Equipped with binoculars, data-sheets, and weather meters, community scientists begin each count with a walk through the site and a recording of important environmental parameters. The data sheet calls for the temperature, wind speed, cloud cover, and precipitation, and each is dutifully recorded as baseline information. These data points, along with the eventual number of monarchs, will help paint a long-term picture of how monarchs move within a site under differing conditions. For instance, do monarchs show a tree species preference when wind speeds pick up? Do they cluster lower to the ground when it is raining? Are monarchs more densely clustered when it is cloudy? These are just a few of the questions that may be answered by years of cold, early morning counts.

Once weather data are recorded the count can begin. Using binoculars and a Xerces-approved counting protocol, small teams of community scientists count cluster by cluster, attempting to locate and account for every monarch butterfly at the site. A meticulous method of estimation and extrapolation helps to make quick work of the seemingly daunting task of counting thousands (sometimes tens of thousands) of monarchs. A typical survey of a medium-sized site will take between 1 - 1.5 hours, and will result in the total number of monarch butterflies at that site on that day. This number is added to a Museum database, and is also submitted to the Xerces Society for Invertebrate Conservation, where it will help inform scientific reports, conservation, and policy-making.

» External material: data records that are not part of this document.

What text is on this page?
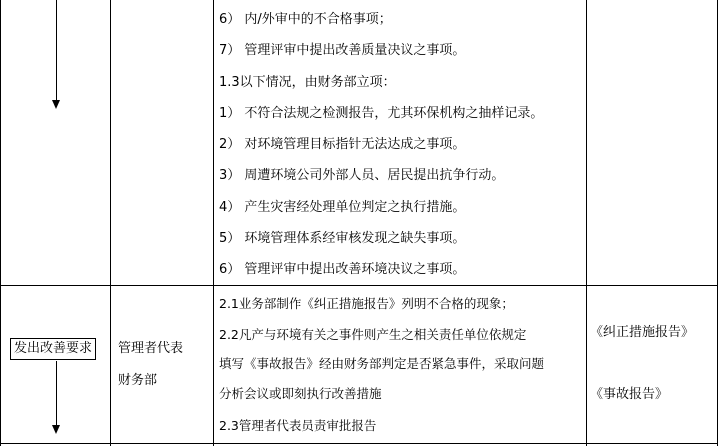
6） 内/外审中的不合格事项；
7） 管理评审中提出改善质量决议之事项。
1.3以下情况，由财务部立项：
1） 不符合法规之检测报告，尤其环保机构之抽样记录。
2） 对环境管理目标指针无法达成之事项。
3） 周遭环境公司外部人员、居民提出抗争行动。
4） 产生灾害经处理单位判定之执行措施。
5） 环境管理体系经审核发现之缺失事项。
6） 管理评审中提出改善环境决议之事项。
发出改善要求	管理者代表
财务部
2.1业务部制作《纠正措施报告》列明不合格的现象；
2.2凡产与环境有关之事件则产生之相关责任单位依规定
填写《事故报告》经由财务部判定是否紧急事件，采取问题
分析会议或即刻执行改善措施
2.3管理者代表员责审批报告
《纠正措施报告》
《事故报告》
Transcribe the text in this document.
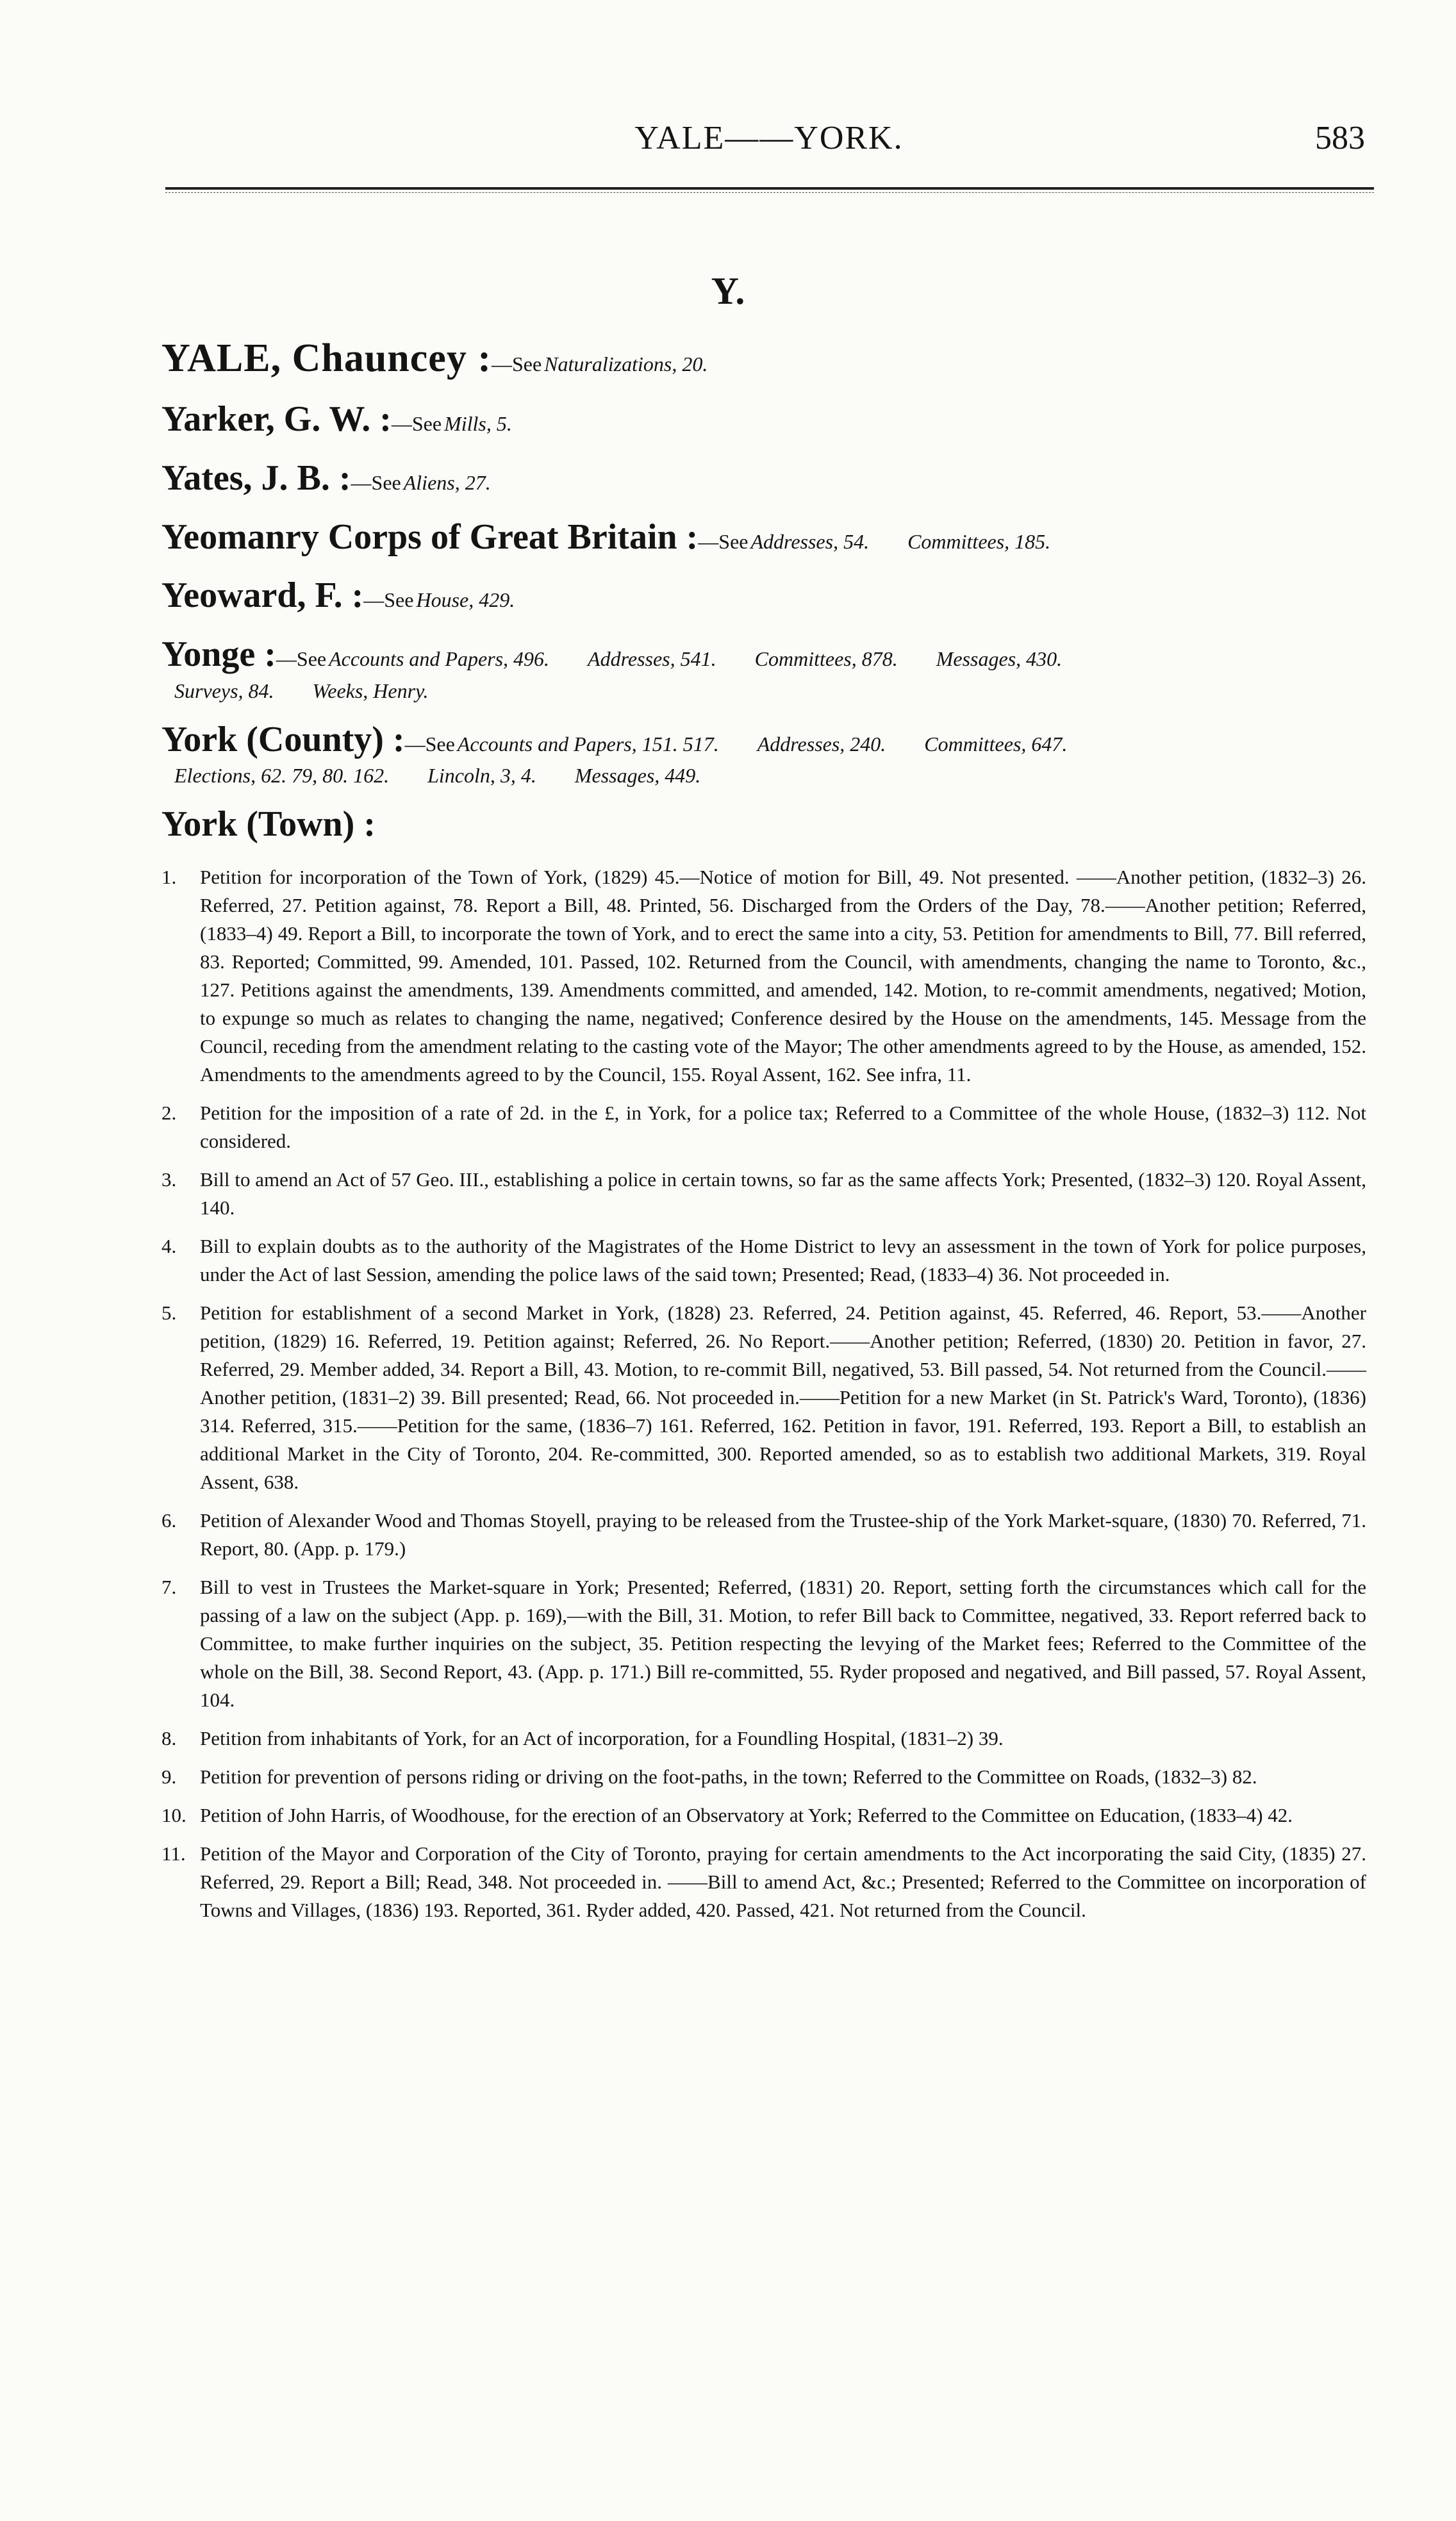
YALE——YORK.	583
Y.
YALE, Chauncey :—See Naturalizations, 20.
Yarker, G. W. :—See Mills, 5.
Yates, J. B. :—See Aliens, 27.
Yeomanry Corps of Great Britain :—See Addresses, 54. Committees, 185.
Yeoward, F. :—See House, 429.
Yonge :—See Accounts and Papers, 496. Addresses, 541. Committees, 878. Messages, 430.
Surveys, 84. Weeks, Henry.
York (County) :—See Accounts and Papers, 151. 517. Addresses, 240. Committees, 647.
Elections, 62. 79, 80. 162. Lincoln, 3, 4. Messages, 449.
York (Town) :
1.	Petition for incorporation of the Town of York, (1829) 45.—Notice of motion for Bill, 49. Not presented. ——Another petition, (1832–3) 26. Referred, 27. Petition against, 78. Report a Bill, 48. Printed, 56. Discharged from the Orders of the Day, 78.——Another petition; Referred, (1833–4) 49. Report a Bill, to incorporate the town of York, and to erect the same into a city, 53. Petition for amendments to Bill, 77. Bill referred, 83. Reported; Committed, 99. Amended, 101. Passed, 102. Returned from the Council, with amendments, changing the name to Toronto, &c., 127. Petitions against the amendments, 139. Amendments committed, and amended, 142. Motion, to re-commit amendments, negatived; Motion, to expunge so much as relates to changing the name, negatived; Conference desired by the House on the amendments, 145. Message from the Council, receding from the amendment relating to the casting vote of the Mayor; The other amendments agreed to by the House, as amended, 152. Amendments to the amendments agreed to by the Council, 155. Royal Assent, 162. See infra, 11.
2.	Petition for the imposition of a rate of 2d. in the £, in York, for a police tax; Referred to a Committee of the whole House, (1832–3) 112. Not considered.
3.	Bill to amend an Act of 57 Geo. III., establishing a police in certain towns, so far as the same affects York; Presented, (1832–3) 120. Royal Assent, 140.
4.	Bill to explain doubts as to the authority of the Magistrates of the Home District to levy an assessment in the town of York for police purposes, under the Act of last Session, amending the police laws of the said town; Presented; Read, (1833–4) 36. Not proceeded in.
5.	Petition for establishment of a second Market in York, (1828) 23. Referred, 24. Petition against, 45. Referred, 46. Report, 53.——Another petition, (1829) 16. Referred, 19. Petition against; Referred, 26. No Report.——Another petition; Referred, (1830) 20. Petition in favor, 27. Referred, 29. Member added, 34. Report a Bill, 43. Motion, to re-commit Bill, negatived, 53. Bill passed, 54. Not returned from the Council.——Another petition, (1831–2) 39. Bill presented; Read, 66. Not proceeded in.——Petition for a new Market (in St. Patrick's Ward, Toronto), (1836) 314. Referred, 315.——Petition for the same, (1836–7) 161. Referred, 162. Petition in favor, 191. Referred, 193. Report a Bill, to establish an additional Market in the City of Toronto, 204. Re-committed, 300. Reported amended, so as to establish two additional Markets, 319. Royal Assent, 638.
6.	Petition of Alexander Wood and Thomas Stoyell, praying to be released from the Trustee-ship of the York Market-square, (1830) 70. Referred, 71. Report, 80. (App. p. 179.)
7.	Bill to vest in Trustees the Market-square in York; Presented; Referred, (1831) 20. Report, setting forth the circumstances which call for the passing of a law on the subject (App. p. 169),—with the Bill, 31. Motion, to refer Bill back to Committee, negatived, 33. Report referred back to Committee, to make further inquiries on the subject, 35. Petition respecting the levying of the Market fees; Referred to the Committee of the whole on the Bill, 38. Second Report, 43. (App. p. 171.) Bill re-committed, 55. Ryder proposed and negatived, and Bill passed, 57. Royal Assent, 104.
8.	Petition from inhabitants of York, for an Act of incorporation, for a Foundling Hospital, (1831–2) 39.
9.	Petition for prevention of persons riding or driving on the foot-paths, in the town; Referred to the Committee on Roads, (1832–3) 82.
10. Petition of John Harris, of Woodhouse, for the erection of an Observatory at York; Referred to the Committee on Education, (1833–4) 42.
11. Petition of the Mayor and Corporation of the City of Toronto, praying for certain amendments to the Act incorporating the said City, (1835) 27. Referred, 29. Report a Bill; Read, 348. Not proceeded in. ——Bill to amend Act, &c.; Presented; Referred to the Committee on incorporation of Towns and Villages, (1836) 193. Reported, 361. Ryder added, 420. Passed, 421. Not returned from the Council.
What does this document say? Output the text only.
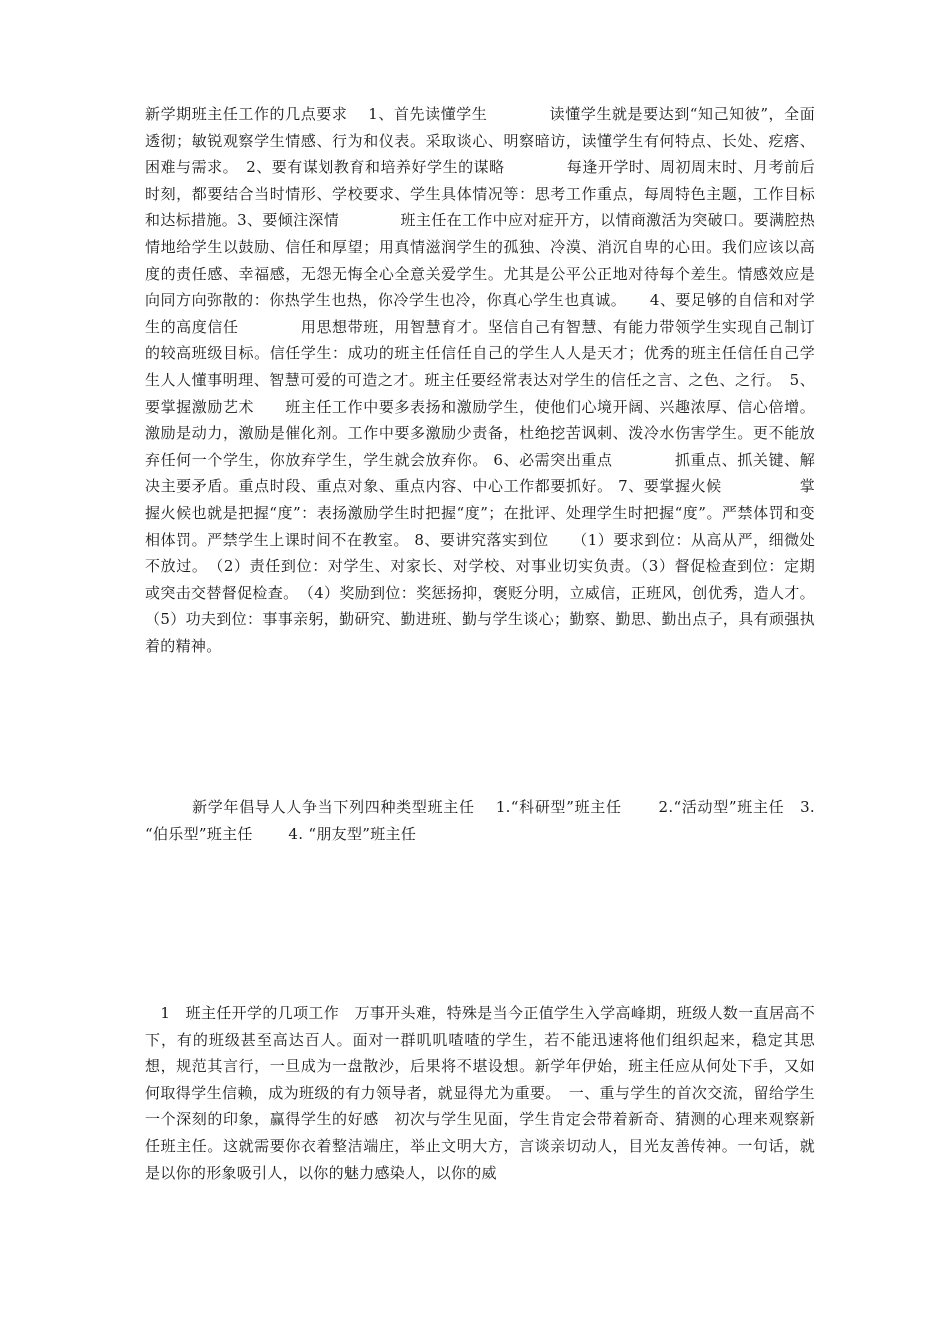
新学期班主任工作的几点要求　 1、首先读懂学生　　　　读懂学生就是要达到“知己知彼”，全面透彻；敏锐观察学生情感、行为和仪表。采取谈心、明察暗访，读懂学生有何特点、长处、疙瘩、困难与需求。　2、要有谋划教育和培养好学生的谋略　　　　每逢开学时、周初周末时、月考前后时刻，都要结合当时情形、学校要求、学生具体情况等：思考工作重点，每周特色主题，工作目标和达标措施。3、要倾注深情　　　　班主任在工作中应对症开方，以情商激活为突破口。要满腔热情地给学生以鼓励、信任和厚望；用真情滋润学生的孤独、冷漠、消沉自卑的心田。我们应该以高度的责任感、幸福感，无怨无悔全心全意关爱学生。尤其是公平公正地对待每个差生。情感效应是向同方向弥散的：你热学生也热，你冷学生也冷，你真心学生也真诚。　　4、要足够的自信和对学生的高度信任　　　　用思想带班，用智慧育才。坚信自己有智慧、有能力带领学生实现自己制订的较高班级目标。信任学生：成功的班主任信任自己的学生人人是天才；优秀的班主任信任自己学生人人懂事明理、智慧可爱的可造之才。班主任要经常表达对学生的信任之言、之色、之行。　5、要掌握激励艺术　　班主任工作中要多表扬和激励学生，使他们心境开阔、兴趣浓厚、信心倍增。激励是动力，激励是催化剂。工作中要多激励少责备，杜绝挖苦讽刺、泼冷水伤害学生。更不能放弃任何一个学生，你放弃学生，学生就会放弃你。 6、必需突出重点　　　　抓重点、抓关键、解决主要矛盾。重点时段、重点对象、重点内容、中心工作都要抓好。 7、要掌握火候　　　　　掌握火候也就是把握“度”：表扬激励学生时把握“度”；在批评、处理学生时把握“度”。严禁体罚和变相体罚。严禁学生上课时间不在教室。 8、要讲究落实到位　　（1）要求到位：从高从严，细微处不放过。　（2）责任到位：对学生、对家长、对学校、对事业切实负责。（3）督促检查到位：定期或突击交替督促检查。　（4）奖励到位：奖惩扬抑，褒贬分明，立威信，正班风，创优秀，造人才。（5）功夫到位：事事亲躬，勤研究、勤进班、勤与学生谈心；勤察、勤思、勤出点子，具有顽强执着的精神。
　　　新学年倡导人人争当下列四种类型班主任　 1.“科研型”班主任　　 2.“活动型”班主任　3. “伯乐型”班主任　　 4. “朋友型”班主任
　1　班主任开学的几项工作　万事开头难，特殊是当今正值学生入学高峰期，班级人数一直居高不下，有的班级甚至高达百人。面对一群叽叽喳喳的学生，若不能迅速将他们组织起来，稳定其思想，规范其言行，一旦成为一盘散沙，后果将不堪设想。新学年伊始，班主任应从何处下手，又如何取得学生信赖，成为班级的有力领导者，就显得尤为重要。　一、重与学生的首次交流，留给学生一个深刻的印象，赢得学生的好感　初次与学生见面，学生肯定会带着新奇、猜测的心理来观察新任班主任。这就需要你衣着整洁端庄，举止文明大方，言谈亲切动人，目光友善传神。一句话，就是以你的形象吸引人，以你的魅力感染人，以你的威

This school year, the Museum’s education team is getting local middle and high school students involved in monarch community science. After an in-class training session and a practice count at the PG Monarch Sanctuary, local students will begin collecting important monarch count data. They will also learn what it means to do science, and will discover the important role that science will play in our communities of the future.